Если он не скажет ей сейчас секрет, что же будет? Это ужас, что будет. Куда девать это нестерпимое любопытство, от которого ладони и пятки колют иголочки?
— Да ладно, скажу, — говорит Славка и оглядывается на ребят, чтобы не услышали. Но все стоят в стороне и слушают Нюрины частушки. — Скажу, так и быть. Я тебя ведь первую нашёл, да, ты за помойкой сидела. Я тебя по кошке и нашёл — жёлтая из восемнадцатой шмыгнула прямо на меня, я и догадался.
— Ой! А чего ж ты тогда…
Люба умолкает. Славка тоже молчит, смотрит поверх забора на первые бледные звёзды. Люба боится посмотреть ему в лицо. Потом поднимает голову и всё-таки смотрит. Широкое лицо и уши торчат, а взгляд немного виноватый.
— Я бы и не сказал. Ну, думаю, что ж, тогда я совсем дурак получился: под носом не увидел. А я же не слепой.

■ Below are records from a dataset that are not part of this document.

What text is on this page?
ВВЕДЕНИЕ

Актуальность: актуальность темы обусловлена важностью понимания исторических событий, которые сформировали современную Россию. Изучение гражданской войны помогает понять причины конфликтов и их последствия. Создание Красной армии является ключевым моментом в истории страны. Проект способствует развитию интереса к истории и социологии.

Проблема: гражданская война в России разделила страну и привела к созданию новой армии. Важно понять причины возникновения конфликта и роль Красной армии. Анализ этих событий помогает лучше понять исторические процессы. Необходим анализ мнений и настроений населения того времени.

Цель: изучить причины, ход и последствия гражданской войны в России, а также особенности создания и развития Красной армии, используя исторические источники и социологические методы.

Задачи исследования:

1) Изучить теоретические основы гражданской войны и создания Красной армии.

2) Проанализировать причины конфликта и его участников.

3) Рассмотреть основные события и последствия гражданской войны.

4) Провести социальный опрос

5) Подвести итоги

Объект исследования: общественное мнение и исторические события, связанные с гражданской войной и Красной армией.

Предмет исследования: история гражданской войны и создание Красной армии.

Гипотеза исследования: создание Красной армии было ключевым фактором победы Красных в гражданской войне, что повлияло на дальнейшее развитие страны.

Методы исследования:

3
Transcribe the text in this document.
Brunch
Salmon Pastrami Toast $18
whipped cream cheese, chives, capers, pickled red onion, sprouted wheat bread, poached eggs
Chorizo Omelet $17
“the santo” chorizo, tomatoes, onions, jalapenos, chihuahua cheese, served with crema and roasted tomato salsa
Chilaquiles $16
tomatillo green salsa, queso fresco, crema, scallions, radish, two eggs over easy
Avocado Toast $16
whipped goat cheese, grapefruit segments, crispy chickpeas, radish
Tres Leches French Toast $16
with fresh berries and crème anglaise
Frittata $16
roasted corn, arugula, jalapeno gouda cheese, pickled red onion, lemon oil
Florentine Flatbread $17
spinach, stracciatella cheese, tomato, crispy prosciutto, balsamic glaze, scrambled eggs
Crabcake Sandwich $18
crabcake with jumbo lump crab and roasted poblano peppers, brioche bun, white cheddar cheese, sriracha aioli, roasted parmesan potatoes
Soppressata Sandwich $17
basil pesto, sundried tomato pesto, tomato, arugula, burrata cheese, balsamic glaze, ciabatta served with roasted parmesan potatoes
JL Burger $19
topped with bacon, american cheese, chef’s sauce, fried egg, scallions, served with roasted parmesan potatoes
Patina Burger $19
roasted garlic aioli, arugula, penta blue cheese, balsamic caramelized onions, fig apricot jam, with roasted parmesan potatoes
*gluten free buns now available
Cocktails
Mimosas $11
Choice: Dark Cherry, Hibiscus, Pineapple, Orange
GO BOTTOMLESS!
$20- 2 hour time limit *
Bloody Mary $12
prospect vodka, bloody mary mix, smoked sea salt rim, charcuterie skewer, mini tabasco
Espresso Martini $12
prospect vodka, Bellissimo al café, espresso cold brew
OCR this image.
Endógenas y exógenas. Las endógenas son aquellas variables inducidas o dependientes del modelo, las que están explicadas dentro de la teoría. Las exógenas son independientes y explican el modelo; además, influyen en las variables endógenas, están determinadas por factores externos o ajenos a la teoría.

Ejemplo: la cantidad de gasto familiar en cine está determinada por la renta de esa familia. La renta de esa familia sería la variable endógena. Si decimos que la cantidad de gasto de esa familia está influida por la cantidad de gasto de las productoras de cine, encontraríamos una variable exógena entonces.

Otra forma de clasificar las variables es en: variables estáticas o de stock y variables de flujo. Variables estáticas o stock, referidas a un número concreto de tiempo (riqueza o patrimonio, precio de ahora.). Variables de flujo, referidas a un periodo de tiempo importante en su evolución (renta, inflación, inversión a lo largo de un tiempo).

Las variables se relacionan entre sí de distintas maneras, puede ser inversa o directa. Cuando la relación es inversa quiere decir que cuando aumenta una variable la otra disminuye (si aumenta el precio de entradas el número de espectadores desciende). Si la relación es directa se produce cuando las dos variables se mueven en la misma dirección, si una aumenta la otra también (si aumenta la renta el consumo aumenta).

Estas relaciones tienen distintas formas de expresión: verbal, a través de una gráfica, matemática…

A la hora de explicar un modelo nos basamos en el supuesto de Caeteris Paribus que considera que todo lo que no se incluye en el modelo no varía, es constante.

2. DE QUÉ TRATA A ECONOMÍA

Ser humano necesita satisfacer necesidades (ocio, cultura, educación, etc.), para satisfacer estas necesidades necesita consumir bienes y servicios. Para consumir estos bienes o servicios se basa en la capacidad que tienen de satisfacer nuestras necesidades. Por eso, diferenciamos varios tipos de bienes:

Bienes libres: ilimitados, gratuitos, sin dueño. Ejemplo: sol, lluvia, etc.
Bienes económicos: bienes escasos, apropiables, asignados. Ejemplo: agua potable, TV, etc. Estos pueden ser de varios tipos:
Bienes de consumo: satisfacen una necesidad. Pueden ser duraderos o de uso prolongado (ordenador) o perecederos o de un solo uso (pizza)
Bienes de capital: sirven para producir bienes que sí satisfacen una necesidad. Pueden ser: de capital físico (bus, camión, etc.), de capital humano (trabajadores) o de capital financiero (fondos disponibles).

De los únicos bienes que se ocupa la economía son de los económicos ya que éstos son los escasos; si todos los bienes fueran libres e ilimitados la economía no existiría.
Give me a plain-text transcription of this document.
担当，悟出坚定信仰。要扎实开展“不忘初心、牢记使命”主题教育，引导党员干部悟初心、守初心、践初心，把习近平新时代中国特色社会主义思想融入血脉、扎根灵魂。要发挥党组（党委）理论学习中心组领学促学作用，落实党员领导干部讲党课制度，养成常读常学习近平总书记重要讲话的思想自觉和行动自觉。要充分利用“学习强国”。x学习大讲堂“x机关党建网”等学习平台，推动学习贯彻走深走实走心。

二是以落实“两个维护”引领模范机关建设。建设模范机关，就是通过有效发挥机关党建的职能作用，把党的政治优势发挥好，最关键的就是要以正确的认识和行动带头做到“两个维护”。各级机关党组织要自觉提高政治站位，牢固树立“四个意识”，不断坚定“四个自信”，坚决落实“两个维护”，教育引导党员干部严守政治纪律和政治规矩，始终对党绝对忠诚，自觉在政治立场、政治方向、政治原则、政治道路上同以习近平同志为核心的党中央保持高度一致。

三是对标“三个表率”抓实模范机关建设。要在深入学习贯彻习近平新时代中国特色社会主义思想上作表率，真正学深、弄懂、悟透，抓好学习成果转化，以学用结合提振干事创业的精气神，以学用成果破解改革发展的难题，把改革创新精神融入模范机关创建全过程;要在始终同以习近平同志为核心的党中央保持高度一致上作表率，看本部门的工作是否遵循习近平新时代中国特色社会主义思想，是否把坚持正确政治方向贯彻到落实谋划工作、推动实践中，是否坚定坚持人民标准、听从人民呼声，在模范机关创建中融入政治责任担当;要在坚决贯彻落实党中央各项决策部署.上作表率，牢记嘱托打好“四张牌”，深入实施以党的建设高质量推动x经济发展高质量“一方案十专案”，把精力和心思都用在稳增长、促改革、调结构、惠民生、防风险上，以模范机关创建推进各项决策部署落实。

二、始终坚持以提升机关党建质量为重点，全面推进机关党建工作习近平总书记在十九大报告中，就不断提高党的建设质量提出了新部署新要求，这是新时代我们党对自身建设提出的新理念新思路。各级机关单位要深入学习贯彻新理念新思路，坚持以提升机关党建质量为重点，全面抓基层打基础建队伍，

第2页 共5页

— Ты не слепой, — говорит Люба быстро, — ты не дурак, ты не олух и не растяпа. — Она отбегает, чтобы уйти домой. Потом возвращается к Славке, стоящему посреди двора с удивлённо и радостно поднятыми плечами. — Ты не тетеря. «Если бы ты был не ты, — думает Люба про себя, — если бы ты был Лёва Соловьёв». Но этого она не говорит Славке. Он же не виноват, что он не Лёва Соловьёв.
— Славка! Кулёк! Люба! Что вы там шепчетесь? — зовёт Лёва.
— Больше двух говорят вслух, — добавляет Рита.
Они все опять сидят на скамейке у ворот. Белка подвигается к Рите, и Рита подвигается, и Лёва, и Нюра. На эту скамейку может сесть сколько угодно человек, надо только подвинуться. Сначала все сидят молча. Смотрят на тёмный двор. Слушают голоса вечера. Чтобы получился разговор, надо сначала немного помолчать. Поёт патефон: «Саша, ты помнишь наши встречи в приморском парке на берегу?..» Прогремел трамвай на Плющихе.